Platonic Solids

The Five Platonic Solids

Exactly five convex polyhedra exist where every face is the same regular polygon and the same number of faces meet at every vertex. This has been known since antiquity — Euclid proves it in Book XIII of the Elements.

What’s less widely appreciated is how little information you need to generate all five. The entire vertex set derives from one constant ( $\varphi = \frac{1+\sqrt{5}}{2}$ ), two generating patterns (sign permutation and cyclic permutation), and two operations (parity filtering and duality).

Dodecahedron

12 faces · 30 edges · 20 vertices

420

drag to rotate · scroll to zoom

Generation

Family 1 — Rational coordinates. The cube is all sign combinations of $(1, 1, 1)$ : eight vertices from three sign bits. The tetrahedron is the even-parity subset — four vertices where the product of signs is positive. The octahedron is the dual of the cube: place a vertex at each face center and project to the unit sphere.

Family 2 — Golden ratio coordinates. The icosahedron is all cyclic permutations of $(0, \pm 1, \pm\varphi)$ : twelve vertices from one seed and symmetry. The dodecahedron is the dual of the icosahedron: twenty face centers projected to the sphere.

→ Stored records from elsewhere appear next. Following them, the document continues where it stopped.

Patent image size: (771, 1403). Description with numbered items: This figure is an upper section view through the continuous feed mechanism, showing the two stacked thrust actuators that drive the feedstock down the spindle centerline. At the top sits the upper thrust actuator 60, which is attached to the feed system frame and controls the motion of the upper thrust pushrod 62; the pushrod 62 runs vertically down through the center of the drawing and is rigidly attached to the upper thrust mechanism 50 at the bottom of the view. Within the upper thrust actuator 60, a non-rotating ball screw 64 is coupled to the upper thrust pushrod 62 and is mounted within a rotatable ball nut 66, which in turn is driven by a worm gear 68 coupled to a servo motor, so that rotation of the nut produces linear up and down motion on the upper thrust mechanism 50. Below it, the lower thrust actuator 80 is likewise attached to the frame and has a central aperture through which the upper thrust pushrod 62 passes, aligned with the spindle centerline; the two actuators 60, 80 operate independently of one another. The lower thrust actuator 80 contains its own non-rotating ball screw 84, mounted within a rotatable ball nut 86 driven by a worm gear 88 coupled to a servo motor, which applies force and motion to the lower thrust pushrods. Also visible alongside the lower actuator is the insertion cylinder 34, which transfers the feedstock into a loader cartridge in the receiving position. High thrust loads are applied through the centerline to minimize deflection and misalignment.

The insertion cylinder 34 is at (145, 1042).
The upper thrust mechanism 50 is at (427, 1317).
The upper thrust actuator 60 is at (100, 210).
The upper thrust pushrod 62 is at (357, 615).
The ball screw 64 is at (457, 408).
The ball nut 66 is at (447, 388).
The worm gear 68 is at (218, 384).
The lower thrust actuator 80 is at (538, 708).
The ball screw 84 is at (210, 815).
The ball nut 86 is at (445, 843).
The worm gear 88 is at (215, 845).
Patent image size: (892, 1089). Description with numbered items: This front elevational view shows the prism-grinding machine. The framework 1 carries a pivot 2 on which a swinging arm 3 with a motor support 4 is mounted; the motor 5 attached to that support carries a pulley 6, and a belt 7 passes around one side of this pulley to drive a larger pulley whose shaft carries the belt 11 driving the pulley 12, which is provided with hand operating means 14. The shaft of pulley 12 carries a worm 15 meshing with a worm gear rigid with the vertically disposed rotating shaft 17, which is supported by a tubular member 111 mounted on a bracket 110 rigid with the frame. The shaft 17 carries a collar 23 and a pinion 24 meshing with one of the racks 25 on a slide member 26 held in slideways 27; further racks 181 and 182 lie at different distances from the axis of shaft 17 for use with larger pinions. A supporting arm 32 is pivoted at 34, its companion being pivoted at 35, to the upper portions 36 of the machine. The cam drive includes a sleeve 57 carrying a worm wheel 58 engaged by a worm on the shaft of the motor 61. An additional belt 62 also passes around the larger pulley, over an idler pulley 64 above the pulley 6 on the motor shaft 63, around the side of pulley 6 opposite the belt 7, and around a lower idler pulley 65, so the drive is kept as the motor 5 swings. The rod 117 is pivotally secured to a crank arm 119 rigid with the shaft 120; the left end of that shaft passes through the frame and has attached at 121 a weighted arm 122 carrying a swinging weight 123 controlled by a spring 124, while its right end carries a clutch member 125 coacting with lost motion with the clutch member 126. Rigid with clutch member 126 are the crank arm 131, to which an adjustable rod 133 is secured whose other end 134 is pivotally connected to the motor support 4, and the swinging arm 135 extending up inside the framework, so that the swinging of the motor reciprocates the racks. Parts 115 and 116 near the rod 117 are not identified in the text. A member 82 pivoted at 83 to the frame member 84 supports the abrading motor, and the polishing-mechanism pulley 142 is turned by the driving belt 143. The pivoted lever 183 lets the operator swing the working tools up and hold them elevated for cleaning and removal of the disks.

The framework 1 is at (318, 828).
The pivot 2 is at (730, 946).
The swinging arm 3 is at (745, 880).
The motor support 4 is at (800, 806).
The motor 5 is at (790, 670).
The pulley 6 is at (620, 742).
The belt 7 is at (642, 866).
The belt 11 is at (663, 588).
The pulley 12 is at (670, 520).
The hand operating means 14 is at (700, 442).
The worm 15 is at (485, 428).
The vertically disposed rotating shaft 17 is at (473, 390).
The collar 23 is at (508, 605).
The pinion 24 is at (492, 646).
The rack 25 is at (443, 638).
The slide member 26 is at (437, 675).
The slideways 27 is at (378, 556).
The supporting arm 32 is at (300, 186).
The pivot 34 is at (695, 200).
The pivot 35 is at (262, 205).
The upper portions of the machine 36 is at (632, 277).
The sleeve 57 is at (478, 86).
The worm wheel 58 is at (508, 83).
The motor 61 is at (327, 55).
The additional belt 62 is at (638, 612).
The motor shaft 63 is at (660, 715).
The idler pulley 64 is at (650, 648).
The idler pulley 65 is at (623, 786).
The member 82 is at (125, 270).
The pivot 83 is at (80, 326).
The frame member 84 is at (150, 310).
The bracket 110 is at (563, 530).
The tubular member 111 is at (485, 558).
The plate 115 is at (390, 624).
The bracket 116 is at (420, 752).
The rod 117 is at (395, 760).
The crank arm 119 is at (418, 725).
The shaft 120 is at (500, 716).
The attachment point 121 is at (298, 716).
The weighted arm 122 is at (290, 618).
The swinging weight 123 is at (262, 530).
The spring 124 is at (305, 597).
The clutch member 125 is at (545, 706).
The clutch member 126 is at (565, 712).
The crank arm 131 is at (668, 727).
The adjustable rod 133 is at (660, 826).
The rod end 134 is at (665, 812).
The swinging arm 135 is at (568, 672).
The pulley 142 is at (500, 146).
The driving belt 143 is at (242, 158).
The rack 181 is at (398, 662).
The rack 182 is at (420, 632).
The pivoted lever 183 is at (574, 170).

Face connectivity requires no lookup tables. The convex hull of vertices on a sphere produces the triangulated surface; merging coplanar triangles recovers the true faces (squares for the cube, pentagons for the dodecahedron). Edge sets are the face boundaries.

Implementation

The geometry generator is ~180 lines of TypeScript with zero dependencies. The renderer uses raw WebGL2 with two shader programs: flat-lit triangles for faces, unlit lines and points for wireframe and vertices. The ratio of geometry code to rendering code is evidence of where the complexity actually lives.

Why Exactly Five?

At each vertex of a Platonic solid, $k$ regular $n$ -gons meet. The interior angle of a regular $n$ -gon is $\frac{(n-2)\pi}{n}$ , and the total angle at a vertex must be less than $2\pi$ (otherwise the surface can’t close). This gives:

$k \cdot \frac{(n-2)\pi}{n} < 2\pi \implies k(n-2) < 2n \implies \frac{1}{k} + \frac{1}{n} > \frac{1}{2}$

with $n \geq 3$ and $k \geq 3$ . Enumerate: $(n,k) \in \{(3,3), (3,4), (3,5), (4,3), (5,3)\}$ . Five solutions, five solids, and the constraint itself is the proof that no sixth can exist.